Tendo em conta o modo
como esta jovem autora tinha apresentado uma fiada de feéricas histórias, de
narrativas enigmáticas, com uma abordagem colorida forte e aberta ao
não-naturalismo para melhor explorar temas surreais, não foi sem alguma
surpresa depararmo-nos com um seu projecto alongado e plenamente integrado em
géneros mais contidos.
É possível que Susceptible possa ser descrito como um
livro autobiográfico, mas sem querer assumir esse pacto de modo imediato ou
claro. Em vez de “Geneviève”, a personagem principal, a criança e depois
adolescente, é tratada por “Goglu”, mas deixa-se em aberto se seria a alcunha
ou diminutivo familiar, etc.
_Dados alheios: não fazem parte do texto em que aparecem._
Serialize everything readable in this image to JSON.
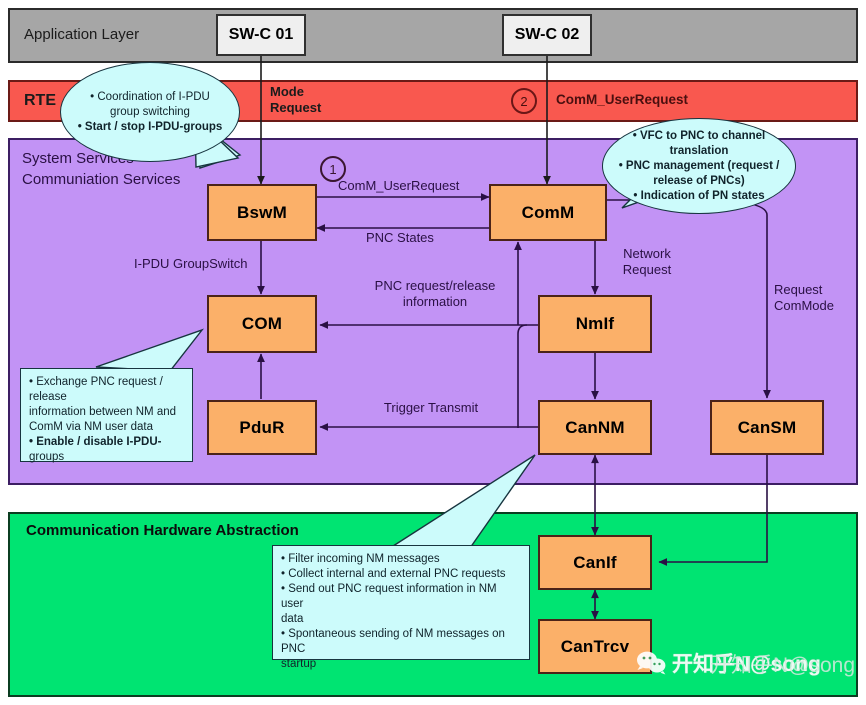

Além do mais, se recorrermos a informações extratextuais,
poderíamos dizer que existem parecenças físicas entre a autora e a personagem
(mas também com todas as personagens femininas que a autora tem colocado nas
suas histórias curtas, e se olhássemos para o trabalho de Hellen Jo, veríamos
fortíssimas semelhanças entre as personagens de ambas as autoras, cujas
características parecem ser de facto partilhadas com os rostos das autoras
respectivas, mas não há nada de comum entre os rostos das autoras numa
comparação directa, o que nos deve alertar para os perigos destas “transposições”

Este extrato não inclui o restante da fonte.